He could not keep the Excelsior down and always instead drank Heineken. The housemates shook their heads at this and accused him of gayness. But they were not lads overly bothered by sex in any of its varieties. The Excelsior ruled out attempts at courting and copulation. It pretty much ruled out walking, too, and when more weed was required from the Jamaican in the flats, he was, as always, the one sent to fetch it. Soiled fivers were found in the pits of denims and slapped into his hand; an ounce was agreed on for the house to share. He drained what was left of his Heineken and he stood up and into his jacket and he watched the last few moments of the programme about gazelles.
‘I thought they were going to be seen ridin’ one another?’
‘Hardly at this hour. Sure there’s the watershed.’
The Jamaican’s name was Rainbow and his lips were blue from the crack pipe as he answered the door.

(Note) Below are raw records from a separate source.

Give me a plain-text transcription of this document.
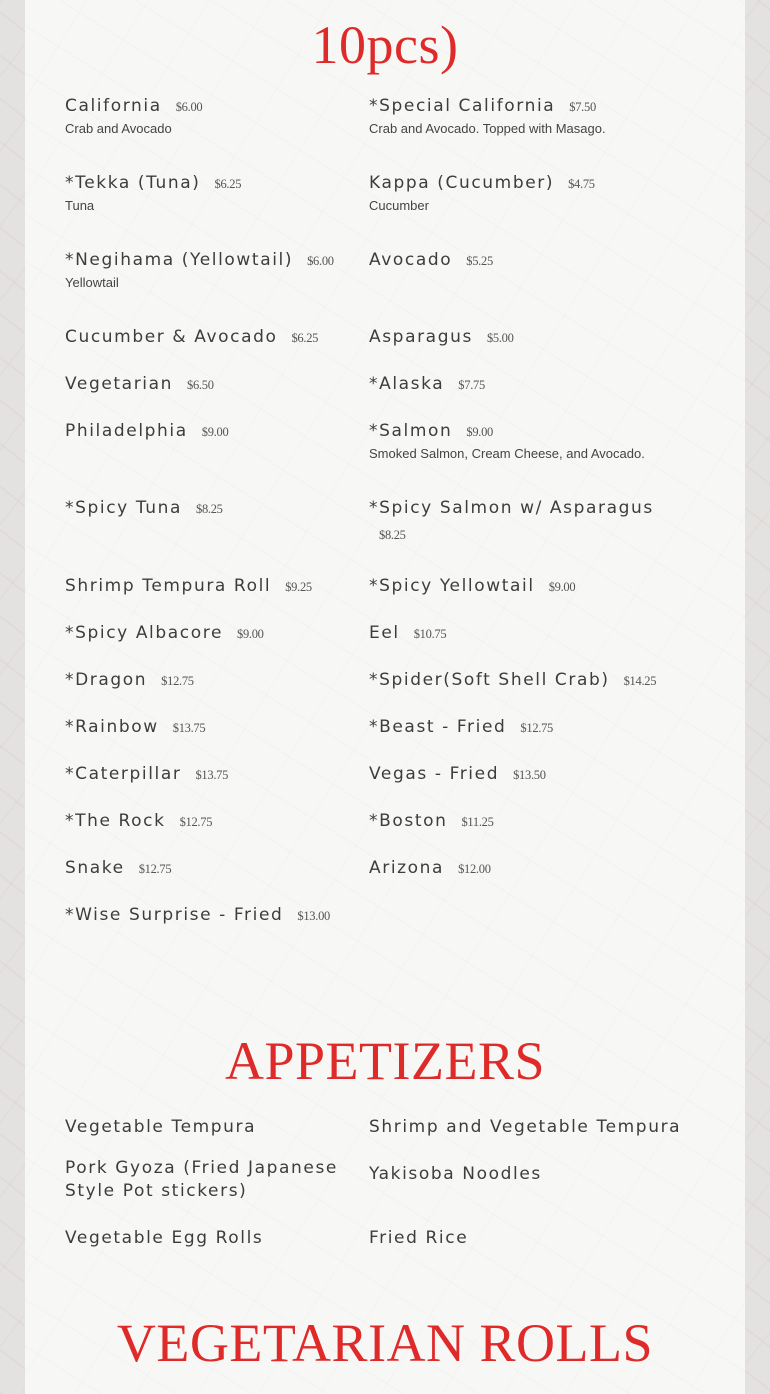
10pcs)
California $6.00
Crab and Avocado
*Special California $7.50
Crab and Avocado. Topped with Masago.
*Tekka (Tuna) $6.25
Tuna
Kappa (Cucumber) $4.75
Cucumber
*Negihama (Yellowtail) $6.00
Yellowtail
Avocado $5.25
Cucumber & Avocado $6.25	Asparagus $5.00
Vegetarian $6.50	*Alaska $7.75
Philadelphia $9.00	*Salmon $9.00
Smoked Salmon, Cream Cheese, and Avocado.
*Spicy Tuna $8.25	*Spicy Salmon w/ Asparagus
$8.25
Shrimp Tempura Roll $9.25	*Spicy Yellowtail $9.00
*Spicy Albacore $9.00	Eel $10.75
*Dragon $12.75	*Spider(Soft Shell Crab) $14.25
*Rainbow $13.75	*Beast - Fried $12.75
*Caterpillar $13.75	Vegas - Fried $13.50
*The Rock $12.75	*Boston $11.25
Snake $12.75	Arizona $12.00
*Wise Surprise - Fried $13.00
APPETIZERS
Vegetable Tempura	Shrimp and Vegetable Tempura
Pork Gyoza (Fried Japanese Style Pot stickers)
Yakisoba Noodles
Vegetable Egg Rolls	Fried Rice
VEGETARIAN ROLLS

The flat was kept as a shebeen and got out roughly as a kind of shanty-town bar. The curtains were tightly drawn and there were green fairy lights strung and there were bales of straw for decor and a lady somewhere in her thirties sat at a table licking the papers to seal a spliff. He followed Rainbow through the bar area to the kitchen and bought from him the ounce. Rainbow was not in the best of moods and called him a ‘bloodclat’ for no reason. Rainbow was unpredictable. To ease passage and smooth things out – he was a born diplomat – he bought a can of Red Stripe lager, also, and he went and sat with it at the table, by the lady, and they exchanged a smile, and she admitted handsomely that she was Rainbow’s sister.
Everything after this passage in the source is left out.